La Jornada miércoles 1 de marzo de 2000

Luis Linares Zapata
Llamada de atención

LA SEÑAL DE ALARMA LA encendió el embajador Jeffrey Davidow, de Estados Unidos. Pero la realidad ha estado aquí, enseñoreándose de México, y ha ido creciendo con los días y la incapacidad evidente para combatir con eficacia al crimen. La palabra Sicilia cayó inopinadamente sobre las conciencias aletargadas de los mexicanos y de su gobierno.

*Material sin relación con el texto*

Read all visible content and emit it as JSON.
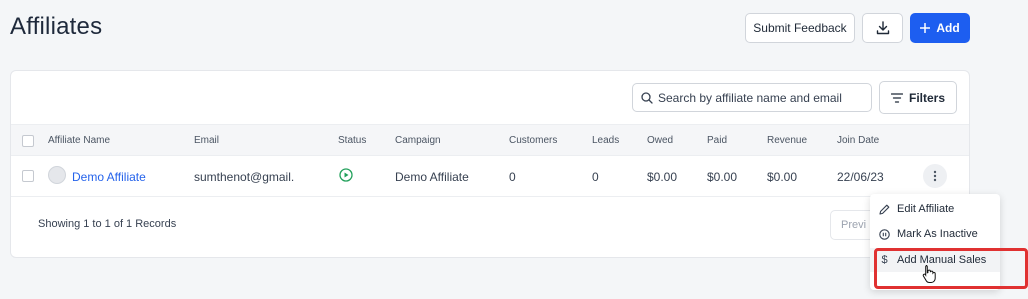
{
  "page": {
    "title": "Affiliates"
  },
  "header_actions": {
    "submit_feedback": "Submit Feedback",
    "add": "Add"
  },
  "search": {
    "placeholder": "Search by affiliate name and email"
  },
  "filters": {
    "label": "Filters"
  },
  "table": {
    "columns": [
      "Affiliate Name",
      "Email",
      "Status",
      "Campaign",
      "Customers",
      "Leads",
      "Owed",
      "Paid",
      "Revenue",
      "Join Date"
    ],
    "rows": [
      {
        "name": "Demo Affiliate",
        "email": "sumthenot@gmail.",
        "status": "active",
        "campaign": "Demo Affiliate",
        "customers": "0",
        "leads": "0",
        "owed": "$0.00",
        "paid": "$0.00",
        "revenue": "$0.00",
        "join_date": "22/06/23"
      }
    ]
  },
  "footer": {
    "records": "Showing 1 to 1 of 1 Records",
    "prev": "Previ"
  },
  "context_menu": {
    "items": [
      "Edit Affiliate",
      "Mark As Inactive",
      "Add Manual Sales"
    ]
  },
  "colors": {
    "primary": "#1d5ef0",
    "link": "#2563eb",
    "status_active": "#22a05b",
    "highlight": "#e03131"
  }
}
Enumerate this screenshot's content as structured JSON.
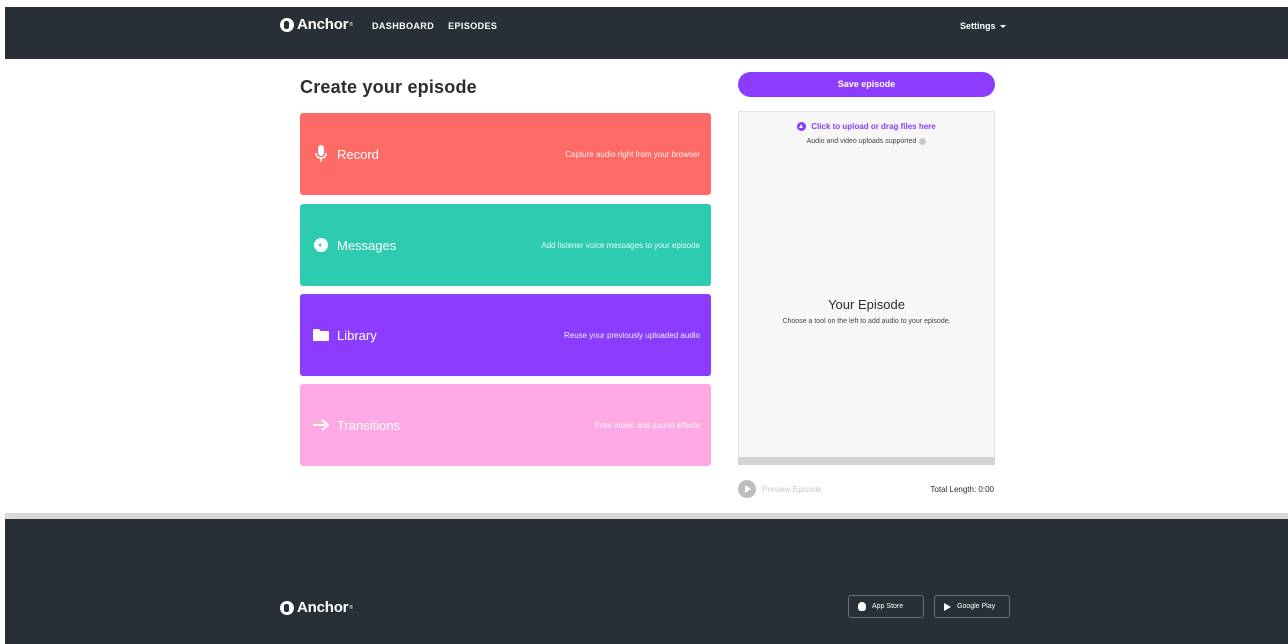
{
  "app": {
    "brand": "Anchor",
    "brand_tm": "®"
  },
  "nav": {
    "links": [
      "DASHBOARD",
      "EPISODES"
    ],
    "settings": "Settings"
  },
  "main": {
    "title": "Create your episode",
    "tools": [
      {
        "label": "Record",
        "description": "Capture audio right from your browser",
        "color": "#fe6b66",
        "icon": "microphone-icon"
      },
      {
        "label": "Messages",
        "description": "Add listener voice messages to your episode",
        "color": "#2dccb0",
        "icon": "message-icon"
      },
      {
        "label": "Library",
        "description": "Reuse your previously uploaded audio",
        "color": "#8b3cff",
        "icon": "folder-icon"
      },
      {
        "label": "Transitions",
        "description": "Free music and sound effects",
        "color": "#fdaae4",
        "icon": "arrow-right-icon"
      }
    ]
  },
  "episode": {
    "save_label": "Save episode",
    "upload_link": "Click to upload or drag files here",
    "upload_note": "Audio and video uploads supported",
    "title": "Your Episode",
    "hint": "Choose a tool on the left to add audio to your episode.",
    "preview_label": "Preview Episode",
    "total_length": "Total Length: 0:00"
  },
  "footer": {
    "brand": "Anchor",
    "app_store": "App Store",
    "google_play": "Google Play"
  },
  "colors": {
    "accent": "#8b3cff",
    "nav_bg": "#292f36"
  }
}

Y las reacciones no se hicieron esperar. Analistas, académicos de trapío, ministros del culto, políticos de varias tendencias y categorías le disputaron tanto la pertinencia de su aseveración como la calidad moral de un diplomático estadunidense para señalar faltas en otros siendo ellos la causa principal del problema.

Pero la palabra fue dicha y, con ella, se agolpó de sopetón todo ese contenido de sanguinario poder amasado en la vieja isla italiana hasta llegar a ser uno de los estigmas de la humanidad: el Estado criminal siciliano.

Apenas transcurridas unas cuantas horas, en Tijuana, Baja California, acribillan con toda la alevosía de sicarios experimentados al jefe de su policía. Una más de las varias decenas de ejecuciones, en lo que va del año, en esa ciudad fronteriza tomada por inmunes pistoleros a sueldo de los cárteles y las bandas.

La noticia cayó como piedra acusadora sacudiendo a muchos en muchos lugares del planeta.

El propio presidente Ernesto Zedillo ha de haber sentido, en carne propia, las repercusiones del hecho y de los mensajes implícitos a sólo unas cuantas horas de su sentencia al crimen organizado. Y las ninguneadas comparaciones del embajador Jeffrey Davidow cobraron entonces una dimensión inusitada.

Pero antes de concluir hay que hacer varios recuentos. Primero, los propios, y que se pueden enumerar con facilidad.

Empezando por los estados de la República donde el narco ha sentado sus reales y donde las muertes se cuentan por miles cada año. Chiapas, Guerrero, Quintana Roo, Sinaloa, Jalisco, Tamaulipas, Nayarit, Durango, Chihuahua y Baja California forman parte de un mapa terrible de descontrol y miedo.

Los volúmenes de recursos que manejan, no sólo por los narcotraficantes sino también los demás truhanes, como los dedicados al tradicional contrabando, el robo de automóviles, carga de camiones y ahora al lucrativo tráfico de indocumentados, mexicanos y de otras numerosas nacionalidades, hacia el vecino del norte.

Las complicidades evidentes de los cuerpos destinados a combatirlos son ya lugares comunes de la picaresca colectiva.

Precisamente en la ciudad de Mexicali, hace unos cuantos días, tuvo lugar una gran balacera entre bandas de narcos.

Los heridos fueron puestos a salvo en hospitales de la localidad. Después del escándalo, los condujeron a otros nosocomios de Tijuana, donde estuvieran mejor atendidos.

Y adivine por quiénes: pues por agentes judiciales del estado en cuestión. Eso sí, fueron dados de baja de inmediato. No hay ninguna averiguación posterior y menos aún condenas.

Otros hechos, los externos, que a veces son aleccionadores. En Colombia actúan ųreconocidos por el subsecretario de Estadoų diariamente y sobre el mismo terreno de operaciones de guerra, entre doscientos y trescientos asesores militares estadunidenses. Y ello sin contar los que prestan ayuda en inteligencia, reconocimiento aéreo o satelital, y los que laboran encubiertos como contratistas en variadas tareas adicionales.

Toda una cofradía que muestra, a las claras, la intervención externa ahí donde el Estado nacional, en este caso el colombiano, no puede garantizar el control de su territorio.

La retórica con que se justifica tal nivel de involucramiento de Estados Unidos es la lucha contra el tráfico y la producción de drogas.

Pero la amenaza subversiva está con ella indisolublemente ligada. Máxime cuando Colombia ha dado señales evidentes de incapacidad para combatir a sus guerrillas.

Llegado el momento, los marines se harán cargo de la tarea pendiente.

La aseveración de Jeffrey Davidow, elevando la categoría de México a capital del narcotráfico (aunque sea acompañando a otras), no parece entonces exagerada.

Y la ineficacia de los programas e instrumentos actuales para el combate al crimen, sobre todo al de gran escala, se trasluce y cosifica en las muertes violentas de procuradores, transeúntes, abogados o jefes de policías.

Y la conciencia de la extensa penetración del crimen en los órganos de gobierno se petrifica en cifras y anécdotas. El siguiente paso bien puede ser la clasificación de Estado criminal y, entonces, para componerlo, será necesario e inevitable la ''ayuda'' externa.